Ascariasis is caused by Ascaris lumbricoides, a large roundworm that resembles an earthworm. It's transmitted to humans by ingestion of soil contaminated with human stool that harbor A. lumbricoides ova. Ingestion may occur directly (by eating contaminated soil) or indirectly (by eating poorly washed raw vegetables grown in contaminated soil).

After ingestion, A.lumbricoides ova hatch and release larvae, which penetrate the intestinal wall and reach the lungs through the bloodstream. After about 10 days in pulmonary capillaries and alveoli, the larvae migrate to the bronchioles, bronchi, trachea, and epiglottis. There they are swallowed and returned to the intestine to mature into worms.

Signs and Symptoms

The following symptoms may be seen with mild infestation:

  • Passing worms in stool
  • coughing up worms
  • loss of appetite
  • fever
  • Skin rash
  • wheezing

More severe infestations can result in more serious signs and symptoms, including:

  • Vomiting
  • shortness of breath
  • abdominal distention
  • severe stomach or abdominal pain
  • intestinal blockage
  • biliary tract blockage (includes the liver and gallbladder)

Diagnostic tests 

The key to diagnosis is identifying ova in the stools, or adult worms, which may be passed rectally or by mouth.

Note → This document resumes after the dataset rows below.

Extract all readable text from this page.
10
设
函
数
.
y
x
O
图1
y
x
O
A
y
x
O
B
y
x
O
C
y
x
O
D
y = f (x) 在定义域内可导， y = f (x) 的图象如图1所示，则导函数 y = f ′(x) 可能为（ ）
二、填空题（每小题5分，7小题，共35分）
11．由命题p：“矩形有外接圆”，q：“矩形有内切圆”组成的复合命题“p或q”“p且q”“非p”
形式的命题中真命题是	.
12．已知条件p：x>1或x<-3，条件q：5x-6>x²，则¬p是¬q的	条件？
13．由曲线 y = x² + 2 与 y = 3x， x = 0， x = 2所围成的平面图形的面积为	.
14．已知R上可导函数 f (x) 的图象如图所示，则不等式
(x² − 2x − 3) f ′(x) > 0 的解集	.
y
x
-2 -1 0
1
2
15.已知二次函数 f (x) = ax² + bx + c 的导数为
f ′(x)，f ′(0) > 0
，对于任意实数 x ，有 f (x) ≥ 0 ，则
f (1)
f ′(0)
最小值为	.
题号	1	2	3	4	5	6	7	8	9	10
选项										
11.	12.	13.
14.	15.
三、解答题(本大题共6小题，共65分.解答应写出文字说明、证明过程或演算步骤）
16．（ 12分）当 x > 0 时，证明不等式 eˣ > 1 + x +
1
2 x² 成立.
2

Anthelmintic therapy, the primary treatment, uses mebendazole or albendazole. These are contraindicated in pregnancy and in heavy infections, in which ectopic migration can occur. Pyrantel pamoate and piperazine are safe in pregnancy.

In intestinal obstruction, nasogastric (NG) suctioning controls vomiting. When suctioning can be discontinued, instill piperazine and clamp the nasogastric tube. If this is ineffective, surgery is probably needed. Endoscopic retrograde cholangiopancreatography and papillectomy may be required for helminth removal.


Improved sanitation and hygiene in developing countries will reduce the risk in those areas. In areas where this disorder is common, routine or preventive (prophylactic) treatment with deworming medications may be advised.